ESCRIBE: Jaime A. Vásquez Valcárcel

Cuando a uno le dicen que cerca de Madrid está la ciudad de Toledo, inmediatamente la relaciona con la imagen del expresidente Alejandro Toledo. No pregunten por qué. Porque no existe respuesta más allá del subconsciente, me imagino. Lo que sí les puedo confesar es que esa imagen presidencial no es la del estadista sino del bohemio. Y, claro, vaya uno a saber si todo estadista es un bohemio o viceversa. Aunque más allá de esas siempre odiosas comparaciones lo que destaca –para quienes de alguna forma conocemos Europa a través de sus películas– es la cinematográfica estación de tren. Hombres presurosos. Mujeres también presurosas, aunque no quiere decir de ninguna manera que siguen a los que ponen “masculino” en sus documentos.

Calles angostas. Arequipeñas, cusqueñas, puneñas. En menos de tres metros de ancho circulan autos con total respeto al peatón. Y en menos de un kilómetro cuadrado por lo menos diez iglesias que visitar. Arquitectura de seis siglos de antigüedad. Mínimo. En 1492, cuando en América un tipito llamado Rodrigo de Triana, gritaba por algún lugar “de la Mancha”, ¡tierra, tierra, tierra!, en Toledo expulsaban a los judíos de la manera más cruel. Despojándolos de todo. Sefarditas que luchaban contra el aniquilamiento. Es imposible no sentir que el cuerpo se estremece al recorrer los pasadizos por donde escapaban los judíos, si escapaban antes que los eliminasen. Calles que envuelven historia de hace quinientos diecinueve años no es broma. El sol puede ser el mismo que abrasa a los iquiteños. La brisa puede ser similar a la que nos envuelve en las orillas de los ríos amazónicos. Pero la historia, la arquitectura, el color de las paredes, la limpieza de la acera, la pulcritud de los baños públicos y muchos etcéteras, etcéteras, y ni qué decir de la Biblioteca Pública, nos ponen en desventaja. Disculpen, paisanos, disculpen. Pero aquí sería impensable, por ejemplo, que un empleado dedicado a la administración de la biblioteca, siquiera declare que eliminará los diarios del archivo por viejos. Ni siquiera pudiera decir eso. Con decirles que al ingreso de la biblioteca de Castilla-La Mancha hay un afiche tremendo –en todo, absolutamente en todo el sentido de la palabra– donde se aprecia a Iniesta en una esquina del campo de fútbol leyendo un libro bajo el lema “Fomentemos la lectura”. Porque hay que combinar lectura con balón. Es, salvando las distancias, como si nuestro chato Barrena emprendiera una campaña de apoyo a la lectura. Y han escogido a Iniesta porque es uno de los pocos jugadores que tiene por segunda profesión el fútbol.

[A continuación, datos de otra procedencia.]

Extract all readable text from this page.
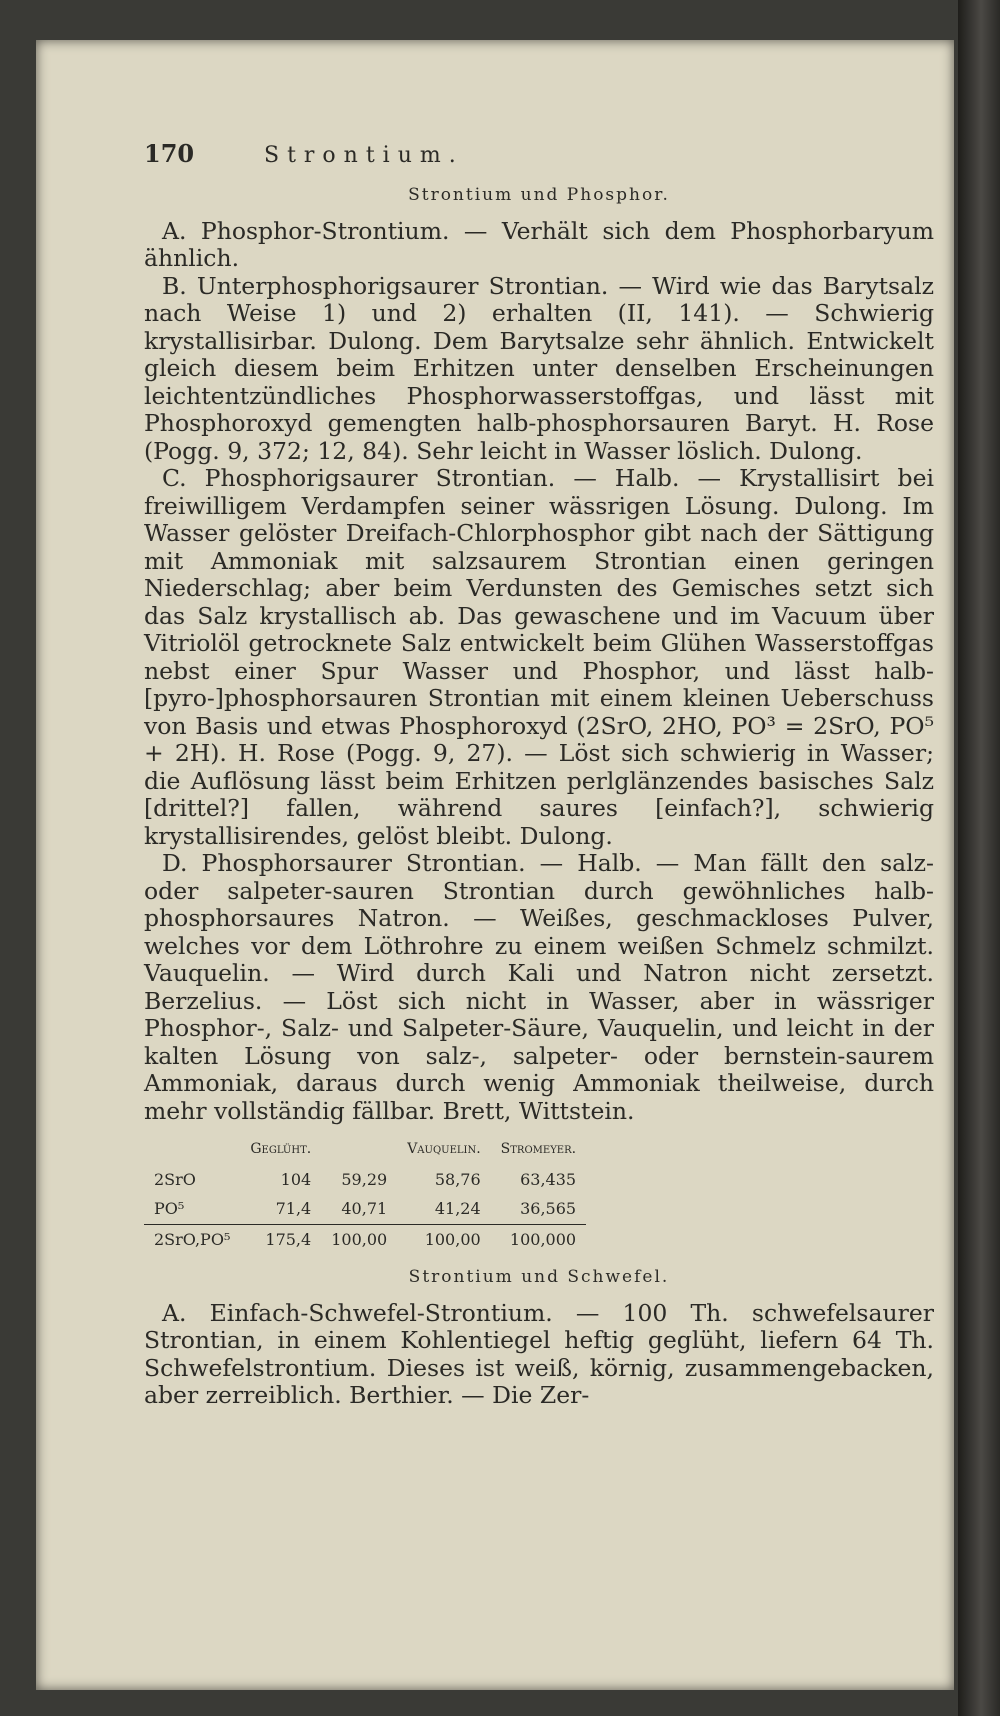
170	Strontium.
Strontium und Phosphor.

A. Phosphor-Strontium. — Verhält sich dem Phosphorbaryum ähnlich.

B. Unterphosphorigsaurer Strontian. — Wird wie das Barytsalz nach Weise 1) und 2) erhalten (II, 141). — Schwierig krystallisirbar. Dulong. Dem Barytsalze sehr ähnlich. Entwickelt gleich diesem beim Erhitzen unter denselben Erscheinungen leichtentzündliches Phosphorwasserstoffgas, und lässt mit Phosphoroxyd gemengten halb-phosphorsauren Baryt. H. Rose (Pogg. 9, 372; 12, 84). Sehr leicht in Wasser löslich. Dulong.

C. Phosphorigsaurer Strontian. — Halb. — Krystallisirt bei freiwilligem Verdampfen seiner wässrigen Lösung. Dulong. Im Wasser gelöster Dreifach-Chlorphosphor gibt nach der Sättigung mit Ammoniak mit salzsaurem Strontian einen geringen Niederschlag; aber beim Verdunsten des Gemisches setzt sich das Salz krystallisch ab. Das gewaschene und im Vacuum über Vitriolöl getrocknete Salz entwickelt beim Glühen Wasserstoffgas nebst einer Spur Wasser und Phosphor, und lässt halb-[pyro-]phosphorsauren Strontian mit einem kleinen Ueberschuss von Basis und etwas Phosphoroxyd (2SrO, 2HO, PO³ = 2SrO, PO⁵ + 2H). H. Rose (Pogg. 9, 27). — Löst sich schwierig in Wasser; die Auflösung lässt beim Erhitzen perlglänzendes basisches Salz [drittel?] fallen, während saures [einfach?], schwierig krystallisirendes, gelöst bleibt. Dulong.

D. Phosphorsaurer Strontian. — Halb. — Man fällt den salz- oder salpeter-sauren Strontian durch gewöhnliches halb-phosphorsaures Natron. — Weißes, geschmackloses Pulver, welches vor dem Löthrohre zu einem weißen Schmelz schmilzt. Vauquelin. — Wird durch Kali und Natron nicht zersetzt. Berzelius. — Löst sich nicht in Wasser, aber in wässriger Phosphor-, Salz- und Salpeter-Säure, Vauquelin, und leicht in der kalten Lösung von salz-, salpeter- oder bernstein-saurem Ammoniak, daraus durch wenig Ammoniak theilweise, durch mehr vollständig fällbar. Brett, Wittstein.

	Geglüht.		Vauquelin.	Stromeyer.
2SrO	104	59,29	58,76	63,435
PO⁵	71,4	40,71	41,24	36,565
2SrO,PO⁵	175,4	100,00	100,00	100,000
Strontium und Schwefel.

A. Einfach-Schwefel-Strontium. — 100 Th. schwefelsaurer Strontian, in einem Kohlentiegel heftig geglüht, liefern 64 Th. Schwefelstrontium. Dieses ist weiß, körnig, zusammengebacken, aber zerreiblich. Berthier. — Die Zer-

Y, cuidan sus edificios. Los restauran. Los protegen. Otra vez, disculpen la comparación. Pero aquí sería imposible que alguna autoridad elegida destruya un edificio en plena plaza. Disculpen. Y sería imposible que la sociedad civil emprendiera una campaña cívica de rechazo a la destrucción y, sin duda, la autoridad terminaría destruida. Porque los edificios se respetan porque en ellos está la vida. Las autoridades pasan, los edificios quedan. Deberían quedar.

Un rubro aparte es la orfebrería. Talleres a la vista del visitante. Quijotes y Sanchos en oro, plata, en todos los tamaños, modelos y poses. Siempre flaco y alto, uno, siempre gordo y bajito el otro. Inseparables de la literatura universal e inseparables en el aprovechamiento turístico. Y termino recordando que, en una ciudad de la selva peruana, hace algunos años, se publicó una edición de la obra grande de Cervantes. Y termino diciendo mentalmente que algún día volveré. Y, cosas de la vida chico, diría “Tres Patines” –tan flaco como Quijote– publico esta nota minutos antes de llegar por segunda vez a esta ciudad española y vaya uno a saber si nuestro bohemio Toledo llegará por segunda vez a la Presidencia. La primera vez fue con Miguel Donayre Pinedo, con mapa en mano y extravíos constantes, la segunda con una delegación de charapas donde predomina el apellido de la estirpe.